Movie Meltdown - Episode 255 As we finish up our 6th annual holiday "special" we discuss, among other things, Richard Donner's Christmas classic "Scrooged" starring Bill Murray. In this episode so powerful - it could tear a family apart, some of the things we mention are… A New York Doll, impressions take on a life of their own, Bernie Taupin, E.T. porn, glitter, right now… Kelly’s doing it with Patrick Swayze!!, Tina Fey, cartoon moments, a spare best friend, Karen Allen, looking ahead to zombies, Lincoln lip, Mean Girls, Santa’s sensitivity training, I feel like I should be a mean husband, eating salt dough ornaments, GQ Magazine, if you had that hair… you were the bad guy, Chevy Chase, Magnolia, somebody stealing your spot, what makes a man sexy, being a celebrity impersonator, Normal, well-adjusted people don’t just make awesome things usually, Michael J. Pollard, Iron Man 3, having cache, Alfre Woodard, theme songs, Misery, This was some F-ing Looney Tunes, Stockholm Syndrome sh*t… get out of my house!!, a K-Mart David Bowie, manhandling children, Dustin Hoffman gets suspended, an unspoken theme of forgiveness, like early Matisse, The Sound of Music, strippers and kids, yeah… I try to let the Looney Tunes subtly seep out of me, I know life is great, John Malkovich, The Last Picture Show, I’m afraid of bats, and… crushed it!
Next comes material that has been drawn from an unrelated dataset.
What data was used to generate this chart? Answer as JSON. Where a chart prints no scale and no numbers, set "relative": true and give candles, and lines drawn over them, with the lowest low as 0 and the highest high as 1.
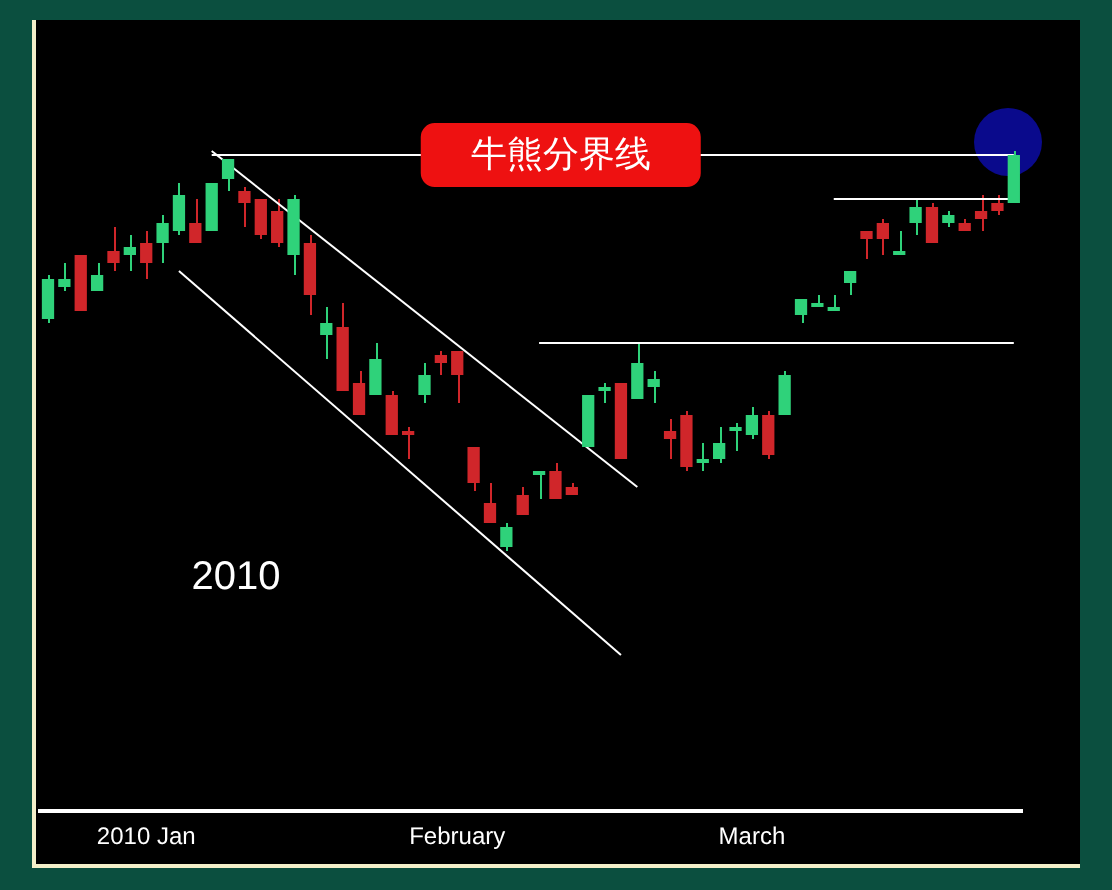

Spoiler Alert: You will be visited by jerks bearing spoilers. So go watch “Scrooged” before listening to this episode. You have been warned. Corrections: 1.) Of course it’s Mickey Rooney in "Breakfast at Tiffany's" 2.) And because the Murray’s are like the Baldwin’s… at some point we mix up John Murray and Joel Murray. Apologies to both Murray brothers. “God Bless us all… Goddammit.”